After years of hearing it, I assumed it to be true.
Weighed down by its negative connotations, I started toeing the line… and living for others.
Discouraged from doing what was right for me, I buried my purpose and lost the understanding of who I could become. The incessant accusations of selfish behaviour permeated my skin, until eventually I lost my… ‘self’.
As I tried to fit in and please others, my natural curiosity was replaced with anger and resentment.
I have a friend who gives everything – EVEN the first bite of her Magnum.
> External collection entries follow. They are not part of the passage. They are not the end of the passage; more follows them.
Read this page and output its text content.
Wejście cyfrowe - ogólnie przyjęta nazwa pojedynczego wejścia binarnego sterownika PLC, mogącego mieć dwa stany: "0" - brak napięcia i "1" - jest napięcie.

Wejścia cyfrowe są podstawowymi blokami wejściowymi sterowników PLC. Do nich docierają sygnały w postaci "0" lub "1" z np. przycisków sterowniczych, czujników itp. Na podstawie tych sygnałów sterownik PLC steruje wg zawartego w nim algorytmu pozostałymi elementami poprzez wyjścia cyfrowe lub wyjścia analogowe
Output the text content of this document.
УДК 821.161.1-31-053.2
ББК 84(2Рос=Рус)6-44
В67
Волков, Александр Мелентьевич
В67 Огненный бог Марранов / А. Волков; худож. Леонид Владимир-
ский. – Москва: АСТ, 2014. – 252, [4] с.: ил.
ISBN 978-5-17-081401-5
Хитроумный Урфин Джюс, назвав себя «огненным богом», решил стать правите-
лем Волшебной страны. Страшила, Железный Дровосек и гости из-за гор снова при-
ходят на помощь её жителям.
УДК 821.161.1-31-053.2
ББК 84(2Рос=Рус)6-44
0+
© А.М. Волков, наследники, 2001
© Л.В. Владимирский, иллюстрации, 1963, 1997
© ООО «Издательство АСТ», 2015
Imagine giving someone else the joy of breaking your chocolate! (sacrilege).
My friend is adored, and spoken of lovingly:
“she’s always there for me”
“such a helpful person”
In other words, she’s always available to do what others want!
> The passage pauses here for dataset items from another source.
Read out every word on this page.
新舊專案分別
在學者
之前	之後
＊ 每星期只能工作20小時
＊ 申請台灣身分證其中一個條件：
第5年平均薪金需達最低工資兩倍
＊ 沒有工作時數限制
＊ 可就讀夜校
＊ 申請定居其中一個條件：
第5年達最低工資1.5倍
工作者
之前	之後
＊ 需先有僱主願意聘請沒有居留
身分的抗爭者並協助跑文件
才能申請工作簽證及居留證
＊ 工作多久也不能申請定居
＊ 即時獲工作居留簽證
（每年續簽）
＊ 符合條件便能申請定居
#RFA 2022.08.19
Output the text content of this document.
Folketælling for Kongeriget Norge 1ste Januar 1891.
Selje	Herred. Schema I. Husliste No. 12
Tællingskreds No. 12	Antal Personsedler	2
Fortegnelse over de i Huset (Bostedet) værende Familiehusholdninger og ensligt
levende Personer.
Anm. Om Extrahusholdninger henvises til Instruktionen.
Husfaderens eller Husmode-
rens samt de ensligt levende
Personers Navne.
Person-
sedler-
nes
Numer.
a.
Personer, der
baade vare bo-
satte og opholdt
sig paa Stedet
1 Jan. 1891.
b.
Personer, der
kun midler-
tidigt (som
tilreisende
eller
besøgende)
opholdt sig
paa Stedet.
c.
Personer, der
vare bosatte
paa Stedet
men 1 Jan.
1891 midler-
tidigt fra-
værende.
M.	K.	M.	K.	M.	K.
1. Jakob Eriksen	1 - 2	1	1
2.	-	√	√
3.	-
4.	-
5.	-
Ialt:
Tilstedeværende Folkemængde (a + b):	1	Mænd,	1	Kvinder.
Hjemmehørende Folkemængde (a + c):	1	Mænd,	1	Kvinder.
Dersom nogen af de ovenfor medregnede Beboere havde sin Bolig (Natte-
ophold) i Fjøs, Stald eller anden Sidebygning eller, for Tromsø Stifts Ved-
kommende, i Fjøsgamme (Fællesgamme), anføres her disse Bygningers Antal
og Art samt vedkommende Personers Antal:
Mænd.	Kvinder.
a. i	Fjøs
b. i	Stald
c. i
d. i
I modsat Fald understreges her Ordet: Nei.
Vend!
I spent many years in awe of this friend, until the cracks in her approach to life began to appear.
I noticed my friend would spend hours listening to the problems of others, compassionately offering advice. Often it was about taking care of themselves, taking time out, being kind to themselves. Advice she wouldn’t heed herself.
I noticed that being selfless was a valuable distraction for her. It meant she could avoid dealing with her own stuff. Of course, she never had time to exercise, or read, or take time out; she was too busy helping others.
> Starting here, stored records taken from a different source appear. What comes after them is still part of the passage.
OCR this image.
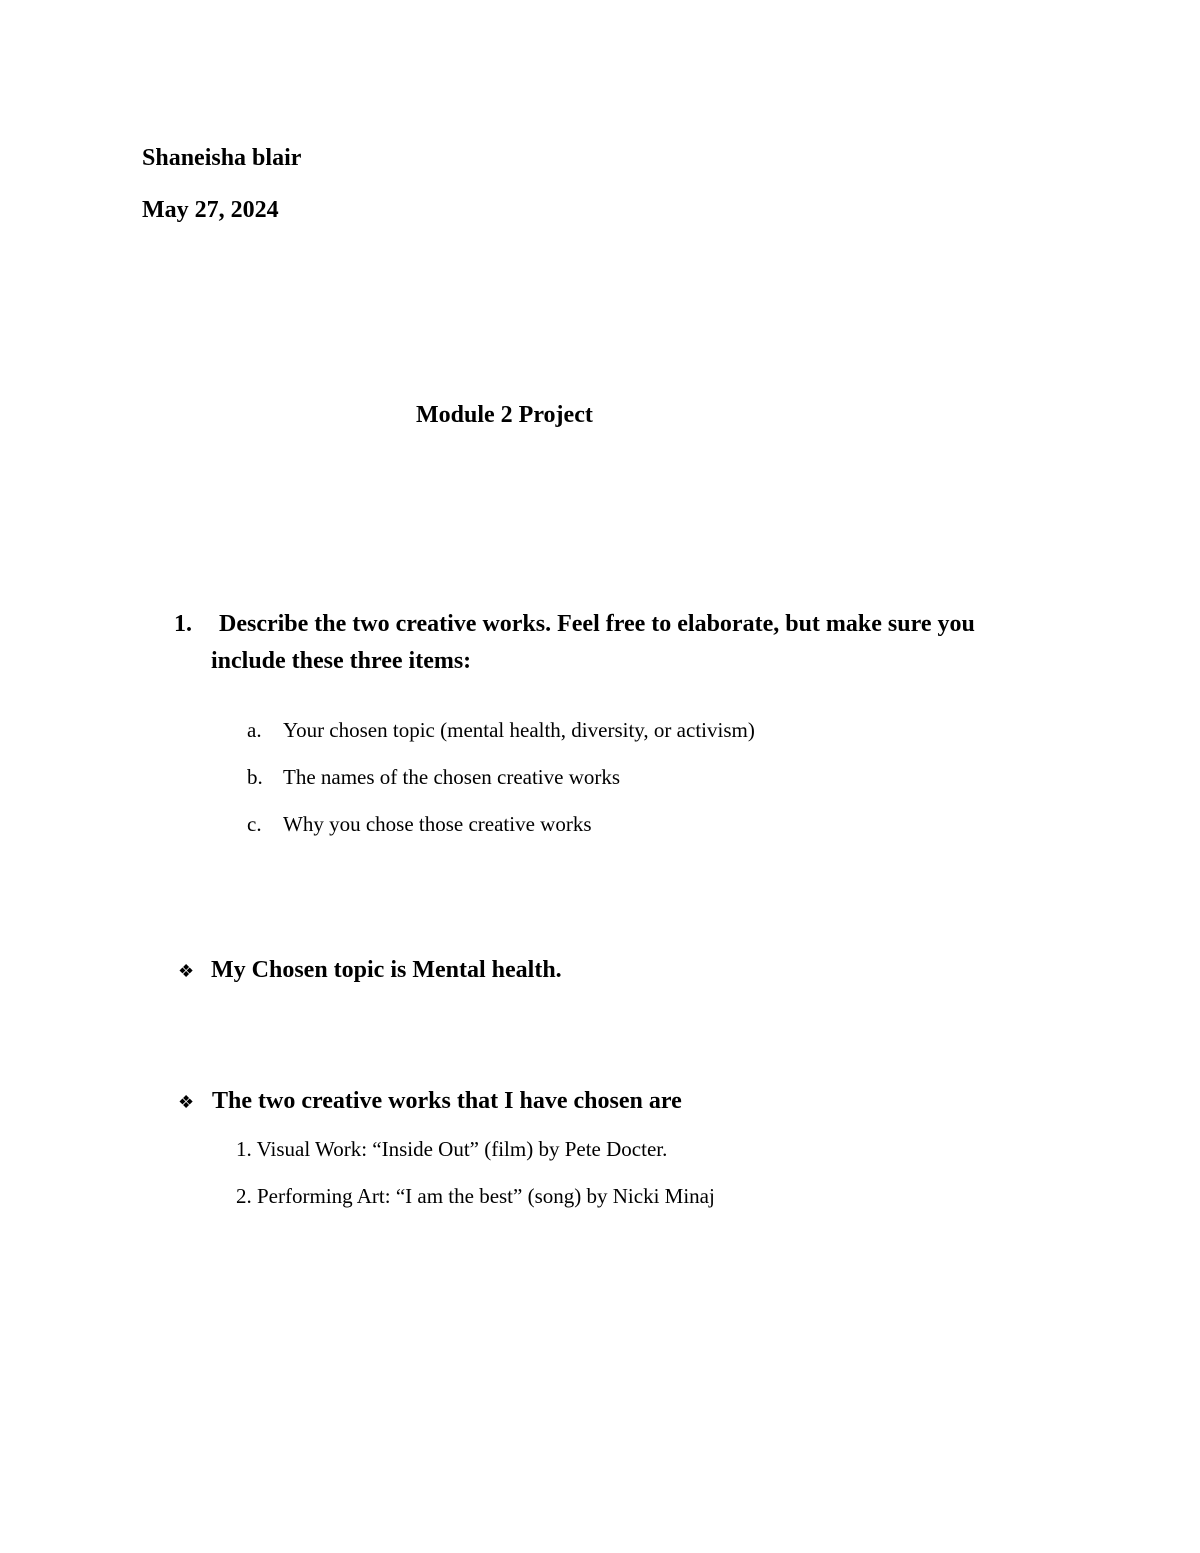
Shaneisha blair
May 27, 2024
Module 2 Project
1. Describe the two creative works. Feel free to elaborate, but make sure you
include these three items:
a. Your chosen topic (mental health, diversity, or activism)
b. The names of the chosen creative works
c. Why you chose those creative works
❖ My Chosen topic is Mental health.
❖ The two creative works that I have chosen are
1. Visual Work: “Inside Out” (film) by Pete Docter.
2. Performing Art: “I am the best” (song) by Nicki Minaj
Her mental and emotional wellbeing suffered. Her life was folding in on her, but strangely nobody seemed to notice. So eager were her friends to have their own needs met, they could only admire her for being so self-less (literal translation: without self).
On a few occasions, I prompted her to reconsider this completely selfless approach; to push back on the constant demands and create space for her. It was met with suspicion: “If you were a little more generous yourself, you’d understand,” she’d say.
Ouch! Maybe she was right. Maybe if I was just a little more compassionate, generous and giving, life would be better. And then I remembered…
‘Selfish’ is used to wield power and control.
It’s hurled at people, by people who want you to do what they want.
Being selfish is used to insult; to trigger bad feelings of guilt and being wrong.
But what could it mean?
Words take on new meanings; it’s part of the evolutionary process. Who’d have thought ‘pivot’ would have such positive connotations 25 years ago?
At Activator Academy, we make better stuff possible for ourselves first, so we can make better things possible for others, and for our planet.
We’re laying down a 21st century definition of selfish.
To be selfish is to develop a self-first approach to accountability, responsibility, love, compassion and care.
Imagine how much more we could achieve for ourselves – and for each other – if we could focus on meeting these basic human needs – for selfish reasons.
Being selfish is the antithesis of – and the cure for – the culture of blame. It is the zenith of personal responsibility.